How To Write Brilliantly Real Characters
What’s Harry Potter’s favourite song? What would Marianne Dashwood like for her birthday? How would Jon Snow act at a party?
It’s not enough to just know your character’s back story and what they’re going to do next. To create truly believable and complex characters, you need to know their hopes, their fears and that secret they’ve never told anyone. You need to know how they’d react in any situation. Even if you took them out of the world of your book and put them in someone else’s.
Real people are rarely just good or bad, so why should the people in your book be? All of the most interesting characters have different sides to them. Villains don’t have to be purely evil, they can be vulnerable, misunderstood and temperamental, you name it. I only need two words to make my point: Severus Snape.
And to stay on the Harry Potter thought train, even the baddest villain of them all isn’t a cliché. Sure, Voldemort’s completely evil but that’s not his only defining characteristic. For most of the series, he’s physically weak. He’s insecure, not just about his family and his beginnings, but that another wizard out there could actually destroy him. He can be scared, power hungry, impatient and arrogant as hell all over the course of a few chapters. Brilliant characters reveal themselves to us over time, they change, they adapt and sometimes even discover new parts of their personality throughout the story.
And I know other readers will have their own interpretations of my favourite characters. That’s the great thing about wonderfully crafted characters – they have so many different sides to them that you can explore.
How to create complex book characters
So how do you get in on it then? It just takes some prep and a lot of imagination. Ready?
1) Start simple – describe your main characters in three words. And try to stay away from physical attributes. So if I was going to describe Jane Bennett from Pride and Prejudice, I wouldn’t just say ‘beautiful, fair and slim’, I’d go for ‘kind, loyal and beautiful’. Because, although her beauty is a defining characteristic and commented upon throughout the book, she is much more than just a pretty face.
2) List their strengths and weaknesses. This is how you find their comfort zone. Because how else are you going to push them out of it? You can use their strengths to define them and how they approach things, and use their weaknesses to help create the jeopardy throughout your novel and give them obstacles to overcome.
3) Explore their motivations. Every single action needs to have a reason. It’s not enough for your character to just go into the woods because you want them to, they need to have a motive for going there. Perhaps they’re going to save their best friend? Maybe they’re longing for some adventure or it could be they’re feeling reckless and want to get into danger? Think of the absolute main thing your character wants in the whole world. It’s important to know this, as you’re going to put everything in their way of getting it throughout the story. After you have this key motivation, you can add a few other goals that help make them who they are.

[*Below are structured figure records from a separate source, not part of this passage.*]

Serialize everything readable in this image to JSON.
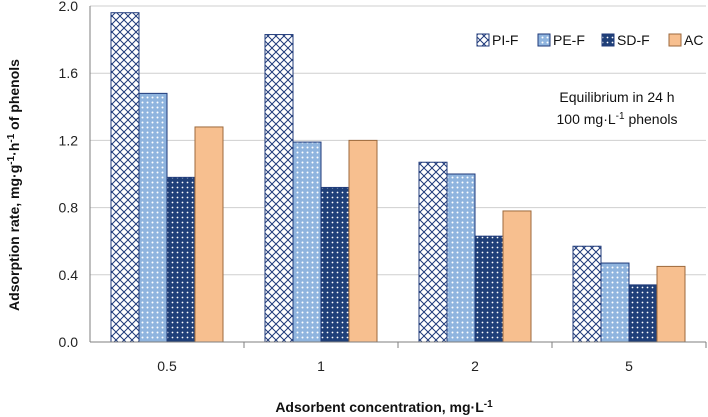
{
  "chart_data": {
    "type": "bar",
    "title": "",
    "xlabel_parts": [
      "Adsorbent concentration, mg·L",
      "-1"
    ],
    "ylabel_parts": [
      "Adsorption rate, mg·g",
      "-1",
      "·h",
      "-1",
      " of phenols"
    ],
    "categories": [
      "0.5",
      "1",
      "2",
      "5"
    ],
    "ylim": [
      0,
      2.0
    ],
    "yticks": [
      "0.0",
      "0.4",
      "0.8",
      "1.2",
      "1.6",
      "2.0"
    ],
    "series": [
      {
        "name": "PI-F",
        "values": [
          1.96,
          1.83,
          1.07,
          0.57
        ],
        "pattern": "crosshatch",
        "color": "#1f3a7a"
      },
      {
        "name": "PE-F",
        "values": [
          1.48,
          1.19,
          1.0,
          0.47
        ],
        "pattern": "dots-light",
        "color": "#8fb4de"
      },
      {
        "name": "SD-F",
        "values": [
          0.98,
          0.92,
          0.63,
          0.34
        ],
        "pattern": "dots-dark",
        "color": "#1f3f78"
      },
      {
        "name": "AC",
        "values": [
          1.28,
          1.2,
          0.78,
          0.45
        ],
        "pattern": "solid",
        "color": "#f7bf8f"
      }
    ],
    "annotation_line1": "Equilibrium in 24 h",
    "annotation_line2_parts": [
      "100 mg·L",
      "-1",
      "  phenols"
    ],
    "legend_position": "top-right"
  }
}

4) Describe them – in their own words. It’s important to have a well-rounded view of your character and how they interact with people, but it’s also important to know how they think of themselves and how they’d describe themselves to others. Imagine your character introducing themselves to someone new, to someone they want to impress, and to someone they don’t like. Then imagine how their best friend, their mother and their rival would describe them too. Think of Bridget Jones for example – you might describe her as funny, impulsive and hapless, but she might prefer to think of herself as optimistic, caring and independent. It’s all about perspective.

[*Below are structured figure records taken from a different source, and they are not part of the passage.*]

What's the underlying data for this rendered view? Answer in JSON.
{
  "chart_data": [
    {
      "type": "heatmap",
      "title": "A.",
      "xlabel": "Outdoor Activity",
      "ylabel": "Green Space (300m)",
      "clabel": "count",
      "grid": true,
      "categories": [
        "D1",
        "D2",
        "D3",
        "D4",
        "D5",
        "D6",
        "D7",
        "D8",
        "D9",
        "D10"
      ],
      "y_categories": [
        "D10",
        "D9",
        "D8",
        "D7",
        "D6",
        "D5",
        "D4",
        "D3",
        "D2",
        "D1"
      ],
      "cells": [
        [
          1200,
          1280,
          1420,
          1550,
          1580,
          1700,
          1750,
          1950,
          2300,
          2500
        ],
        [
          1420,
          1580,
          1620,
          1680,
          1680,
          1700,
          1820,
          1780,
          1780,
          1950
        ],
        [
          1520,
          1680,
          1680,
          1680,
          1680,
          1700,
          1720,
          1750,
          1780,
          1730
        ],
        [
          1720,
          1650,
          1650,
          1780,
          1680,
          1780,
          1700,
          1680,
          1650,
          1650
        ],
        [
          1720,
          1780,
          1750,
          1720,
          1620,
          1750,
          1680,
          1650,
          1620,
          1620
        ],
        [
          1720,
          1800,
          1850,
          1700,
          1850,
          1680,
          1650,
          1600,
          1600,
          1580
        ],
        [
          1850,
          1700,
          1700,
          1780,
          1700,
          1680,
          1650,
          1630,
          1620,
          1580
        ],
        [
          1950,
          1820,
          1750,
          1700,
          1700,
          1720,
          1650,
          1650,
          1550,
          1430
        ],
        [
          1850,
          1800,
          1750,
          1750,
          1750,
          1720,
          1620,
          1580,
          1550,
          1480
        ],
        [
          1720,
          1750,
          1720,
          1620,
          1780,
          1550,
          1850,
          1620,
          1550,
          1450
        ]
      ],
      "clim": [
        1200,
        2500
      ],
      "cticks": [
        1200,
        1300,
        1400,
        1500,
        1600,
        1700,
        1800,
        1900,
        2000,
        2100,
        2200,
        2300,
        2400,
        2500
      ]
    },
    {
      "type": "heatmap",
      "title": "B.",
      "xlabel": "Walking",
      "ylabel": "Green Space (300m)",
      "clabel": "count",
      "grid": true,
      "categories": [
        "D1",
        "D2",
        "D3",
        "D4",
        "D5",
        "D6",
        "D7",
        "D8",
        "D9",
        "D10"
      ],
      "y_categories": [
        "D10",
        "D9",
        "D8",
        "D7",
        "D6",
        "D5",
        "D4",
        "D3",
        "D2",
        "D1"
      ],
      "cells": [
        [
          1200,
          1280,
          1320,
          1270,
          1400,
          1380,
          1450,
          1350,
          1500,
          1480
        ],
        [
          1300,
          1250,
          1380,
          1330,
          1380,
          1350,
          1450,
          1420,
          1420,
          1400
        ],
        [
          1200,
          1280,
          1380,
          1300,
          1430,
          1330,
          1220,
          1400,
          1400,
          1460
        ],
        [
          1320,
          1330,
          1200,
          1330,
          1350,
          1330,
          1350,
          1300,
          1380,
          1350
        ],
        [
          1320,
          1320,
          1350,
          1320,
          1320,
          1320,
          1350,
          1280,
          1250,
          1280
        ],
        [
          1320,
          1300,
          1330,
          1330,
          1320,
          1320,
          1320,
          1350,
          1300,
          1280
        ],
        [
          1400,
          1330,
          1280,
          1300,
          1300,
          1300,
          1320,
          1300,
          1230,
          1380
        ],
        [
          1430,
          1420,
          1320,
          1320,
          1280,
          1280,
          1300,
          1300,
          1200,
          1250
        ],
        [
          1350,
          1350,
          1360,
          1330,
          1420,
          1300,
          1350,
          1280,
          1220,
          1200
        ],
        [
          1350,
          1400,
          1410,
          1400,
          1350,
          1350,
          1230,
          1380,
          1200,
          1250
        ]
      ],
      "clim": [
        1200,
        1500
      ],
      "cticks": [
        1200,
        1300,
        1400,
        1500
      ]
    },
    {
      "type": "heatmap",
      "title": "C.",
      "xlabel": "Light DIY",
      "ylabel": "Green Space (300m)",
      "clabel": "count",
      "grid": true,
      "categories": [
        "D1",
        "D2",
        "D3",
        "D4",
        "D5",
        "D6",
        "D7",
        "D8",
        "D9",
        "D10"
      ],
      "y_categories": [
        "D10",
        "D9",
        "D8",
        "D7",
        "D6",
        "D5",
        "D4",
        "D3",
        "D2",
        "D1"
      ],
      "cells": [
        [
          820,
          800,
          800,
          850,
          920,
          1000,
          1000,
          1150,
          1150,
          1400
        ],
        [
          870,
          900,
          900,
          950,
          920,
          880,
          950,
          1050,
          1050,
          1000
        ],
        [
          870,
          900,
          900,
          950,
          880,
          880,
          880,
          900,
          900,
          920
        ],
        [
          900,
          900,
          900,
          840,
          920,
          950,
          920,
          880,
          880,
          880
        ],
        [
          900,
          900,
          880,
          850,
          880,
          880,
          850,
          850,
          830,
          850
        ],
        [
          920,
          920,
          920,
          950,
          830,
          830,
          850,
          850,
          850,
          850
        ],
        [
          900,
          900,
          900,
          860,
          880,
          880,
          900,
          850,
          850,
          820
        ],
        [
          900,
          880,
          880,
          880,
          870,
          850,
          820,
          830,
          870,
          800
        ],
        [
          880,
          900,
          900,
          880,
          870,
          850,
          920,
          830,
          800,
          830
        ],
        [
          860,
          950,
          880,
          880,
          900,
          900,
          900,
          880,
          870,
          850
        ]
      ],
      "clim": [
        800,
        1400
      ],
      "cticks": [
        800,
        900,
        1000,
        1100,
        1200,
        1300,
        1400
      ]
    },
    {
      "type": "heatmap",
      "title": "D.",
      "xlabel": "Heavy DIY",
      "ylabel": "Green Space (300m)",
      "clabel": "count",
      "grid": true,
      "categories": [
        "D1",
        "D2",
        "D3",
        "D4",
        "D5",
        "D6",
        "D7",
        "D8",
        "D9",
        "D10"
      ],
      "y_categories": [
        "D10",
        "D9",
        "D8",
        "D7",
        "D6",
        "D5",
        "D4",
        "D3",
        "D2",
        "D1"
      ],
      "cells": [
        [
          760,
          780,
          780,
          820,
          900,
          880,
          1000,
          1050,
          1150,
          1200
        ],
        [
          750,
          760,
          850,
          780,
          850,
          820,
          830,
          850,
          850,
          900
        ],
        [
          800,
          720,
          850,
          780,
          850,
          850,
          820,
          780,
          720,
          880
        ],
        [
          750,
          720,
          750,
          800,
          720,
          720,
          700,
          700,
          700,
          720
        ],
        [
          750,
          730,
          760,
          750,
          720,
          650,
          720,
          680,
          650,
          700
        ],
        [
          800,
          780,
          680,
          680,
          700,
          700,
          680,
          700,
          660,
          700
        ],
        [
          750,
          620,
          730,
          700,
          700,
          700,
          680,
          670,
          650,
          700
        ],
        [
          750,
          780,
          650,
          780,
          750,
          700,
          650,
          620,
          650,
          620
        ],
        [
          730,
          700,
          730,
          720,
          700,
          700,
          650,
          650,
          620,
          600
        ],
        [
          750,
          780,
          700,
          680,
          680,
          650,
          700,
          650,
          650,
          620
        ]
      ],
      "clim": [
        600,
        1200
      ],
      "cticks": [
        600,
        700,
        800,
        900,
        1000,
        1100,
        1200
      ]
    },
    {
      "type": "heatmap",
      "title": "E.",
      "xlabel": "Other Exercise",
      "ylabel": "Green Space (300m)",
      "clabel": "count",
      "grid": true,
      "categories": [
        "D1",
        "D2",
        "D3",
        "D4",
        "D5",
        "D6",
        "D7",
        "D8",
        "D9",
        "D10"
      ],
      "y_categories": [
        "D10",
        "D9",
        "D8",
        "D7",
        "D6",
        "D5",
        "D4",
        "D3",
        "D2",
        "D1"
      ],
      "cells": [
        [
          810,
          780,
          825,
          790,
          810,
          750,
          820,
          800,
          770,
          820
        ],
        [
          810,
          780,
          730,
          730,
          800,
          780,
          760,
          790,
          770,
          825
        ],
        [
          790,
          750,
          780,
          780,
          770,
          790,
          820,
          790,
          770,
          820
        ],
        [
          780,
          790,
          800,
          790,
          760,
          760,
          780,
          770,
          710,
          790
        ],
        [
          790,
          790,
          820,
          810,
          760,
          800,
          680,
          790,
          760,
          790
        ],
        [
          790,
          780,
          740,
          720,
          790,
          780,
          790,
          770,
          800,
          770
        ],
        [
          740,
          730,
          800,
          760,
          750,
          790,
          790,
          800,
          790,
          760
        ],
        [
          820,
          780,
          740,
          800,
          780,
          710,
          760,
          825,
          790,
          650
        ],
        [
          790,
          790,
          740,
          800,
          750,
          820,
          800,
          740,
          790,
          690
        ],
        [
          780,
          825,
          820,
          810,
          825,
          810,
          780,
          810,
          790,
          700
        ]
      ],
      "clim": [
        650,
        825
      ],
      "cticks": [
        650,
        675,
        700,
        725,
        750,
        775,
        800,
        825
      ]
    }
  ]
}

5) Interview them. It’s time to go a bit further to build your character’s background.What are they most proud of? Who are their heroes? What’s their proudest achievement? Once you’ve got all of the basics down you can random interview questions to delve a bit deeper into their beliefs, who they are and what they want from the world.
6) Map out their personality. By now you should know almost everything about your character – from how they think, to what they want and how they see themselves. I’m really interested in personality tests and how they can make us face up to some of those traits we’re not so proud of. So for this step, take a personality test as your character (I use Myers Briggs and am apparently a walking-contradiction of an INFJ). Answer it as them, not you. You’ll then have a profile to help better describe them and how they will interact with other personality types. And if you need to write some new characters from scratch, exploring the different personality types can be a good starting point to start building a more believable group of diverse personalities.
Happy writing everyone!
What other character-driven writing exercises are you a fan of? Do you usually map your characters out before you start, or do you jump in and see where they take you?